Le parquet a également examiné l'incident du 7 février 2024 et a conclu que la Garde du maréchal avait des motifs juridiques pour bloquer l'entrée, car les anciens députés ne possédaient pas de titres de séjour valides et avaient refusé les laissez-passer temporaires.
Le volet de la prétendue «incitation au coup d'État»
Le second volet concernait les allégations selon lesquelles Hołownia aurait été poussé à ne pas convoquer l'Assemblée nationale ni à prêter serment à Nawrocki, permettant ainsi au président de la Diète d'assumer temporairement le rôle de chef de l'État et d'adopter un soi-disant «paquet de lois». Dans une interview télévisée en juillet 2025, Hołownia avait déclaré qu'il était «incité à un coup d'État».
Cependant, lors de son témoignage, Hołownia a affirmé que personne n'avait directement formulé de telles propositions, suggestions ou exercé de pressions sur lui. Ses propos faisaient référence à des scénarios médiatiques et à des débats publics, et non à des conversations avec des politiciens ou des responsables de l'État.
Le procureur a constaté que personne n'avait formulé de telles propositions, suggestions, ni pressions, directement auprès du maréchal, et que ses propos tirés de l'interview télévisée faisaient exclusivement référence à des déclarations médiatiques d'autres personnes suggérant divers scénarios politiques.
Hołownia a également témoigné que les dirigeants de la coalition, dont le Premier ministre Tusk, s'opposaient aux scénarios circulant dans le public et les considéraient comme inconstitutionnels. Le procureur a déterminé que les déclarations médiatiques relevaient des limites du débat politique et ne portaient aucune marque d'infraction pénale.
- Le tribunal de district de Varsovie condamne Kamiński et Wąsik à deux ans de prison.
- Le président Hołownia prend la décision d'expirer leurs mandats parlementaires.
- La chambre du travail de la Cour suprême confirme la décision d'expiration des mandats.
- Kamiński et Wąsik tentent d'entrer dans le bâtiment de la Diète ; bloqués par la Garde du maréchal.
- Le Parquet régional de Varsovie reprend l'enquête.
- Hołownia déclare dans une interview télévisée avoir été «incité à un coup d'État».

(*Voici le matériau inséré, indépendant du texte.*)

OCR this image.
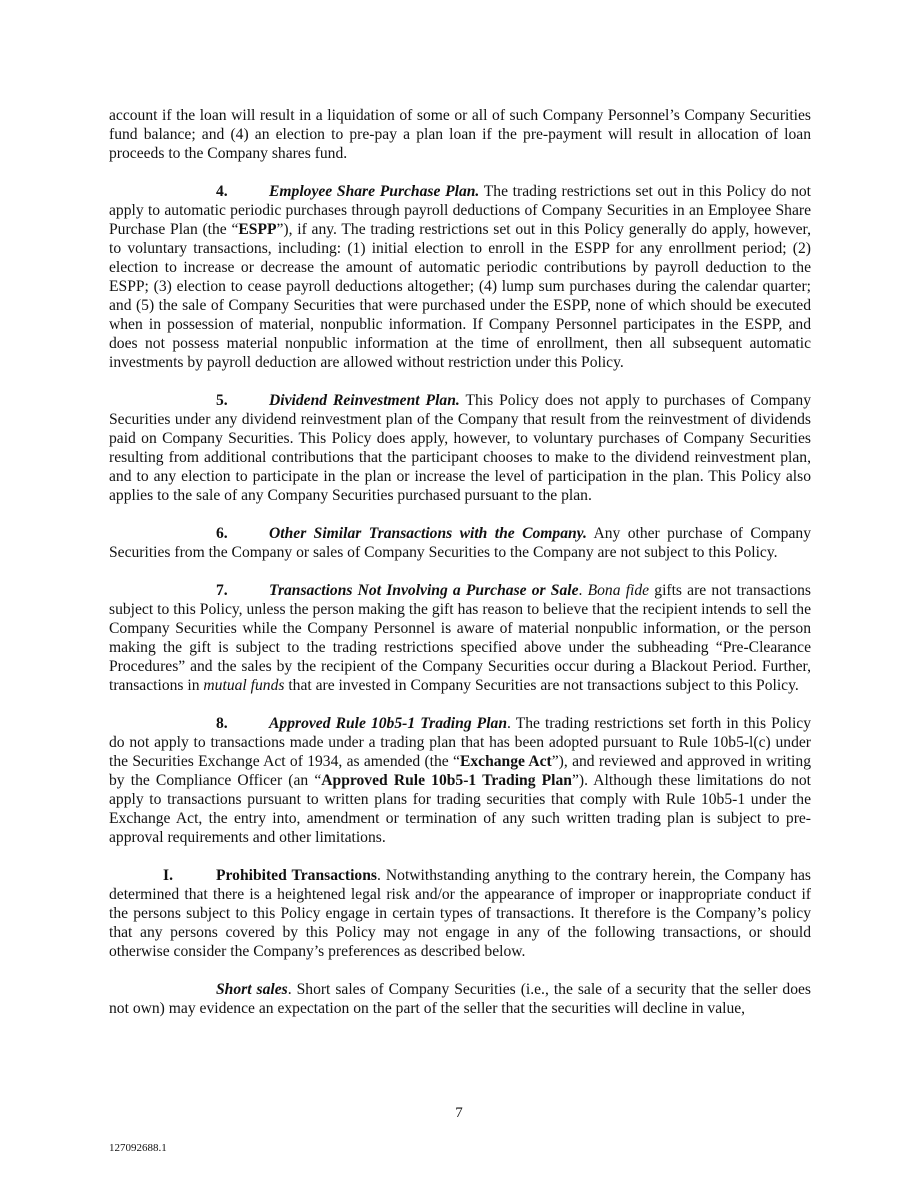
account if the loan will result in a liquidation of some or all of such Company Personnel’s Company Securities fund balance; and (4) an election to pre-pay a plan loan if the pre-payment will result in allocation of loan proceeds to the Company shares fund.

4.	Employee Share Purchase Plan. The trading restrictions set out in this Policy do not apply to automatic periodic purchases through payroll deductions of Company Securities in an Employee Share Purchase Plan (the “ESPP”), if any. The trading restrictions set out in this Policy generally do apply, however, to voluntary transactions, including: (1) initial election to enroll in the ESPP for any enrollment period; (2) election to increase or decrease the amount of automatic periodic contributions by payroll deduction to the ESPP; (3) election to cease payroll deductions altogether; (4) lump sum purchases during the calendar quarter; and (5) the sale of Company Securities that were purchased under the ESPP, none of which should be executed when in possession of material, nonpublic information. If Company Personnel participates in the ESPP, and does not possess material nonpublic information at the time of enrollment, then all subsequent automatic investments by payroll deduction are allowed without restriction under this Policy.

5.	Dividend Reinvestment Plan. This Policy does not apply to purchases of Company Securities under any dividend reinvestment plan of the Company that result from the reinvestment of dividends paid on Company Securities. This Policy does apply, however, to voluntary purchases of Company Securities resulting from additional contributions that the participant chooses to make to the dividend reinvestment plan, and to any election to participate in the plan or increase the level of participation in the plan. This Policy also applies to the sale of any Company Securities purchased pursuant to the plan.

6.	Other Similar Transactions with the Company. Any other purchase of Company Securities from the Company or sales of Company Securities to the Company are not subject to this Policy.

7.	Transactions Not Involving a Purchase or Sale. Bona fide gifts are not transactions subject to this Policy, unless the person making the gift has reason to believe that the recipient intends to sell the Company Securities while the Company Personnel is aware of material nonpublic information, or the person making the gift is subject to the trading restrictions specified above under the subheading “Pre-Clearance Procedures” and the sales by the recipient of the Company Securities occur during a Blackout Period. Further, transactions in mutual funds that are invested in Company Securities are not transactions subject to this Policy.

8.	Approved Rule 10b5-1 Trading Plan. The trading restrictions set forth in this Policy do not apply to transactions made under a trading plan that has been adopted pursuant to Rule 10b5-l(c) under the Securities Exchange Act of 1934, as amended (the “Exchange Act”), and reviewed and approved in writing by the Compliance Officer (an “Approved Rule 10b5-1 Trading Plan”). Although these limitations do not apply to transactions pursuant to written plans for trading securities that comply with Rule 10b5-1 under the Exchange Act, the entry into, amendment or termination of any such written trading plan is subject to pre-approval requirements and other limitations.

I.	Prohibited Transactions. Notwithstanding anything to the contrary herein, the Company has determined that there is a heightened legal risk and/or the appearance of improper or inappropriate conduct if the persons subject to this Policy engage in certain types of transactions. It therefore is the Company’s policy that any persons covered by this Policy may not engage in any of the following transactions, or should otherwise consider the Company’s preferences as described below.

Short sales. Short sales of Company Securities (i.e., the sale of a security that the seller does not own) may evidence an expectation on the part of the seller that the securities will decline in value,

7
127092688.1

- Le parquet abandonne les deux volets.
- L'abandon des volets est annoncé publiquement.
Ce qui reste ouvert
Toutes les parties de l'enquête tentaculaire n'ont pas été résolues. Des volets antérieurs avaient déjà été abandonnés pour absence d'éléments criminels, et les procureurs continuent d'analyser d'autres épisodes signalés décrits dans la notification originale de Święczkowski. L'enquête couvre toujours les actions de multiples institutions étatiques lors des vifs débats politiques de fin 2023 et début 2024.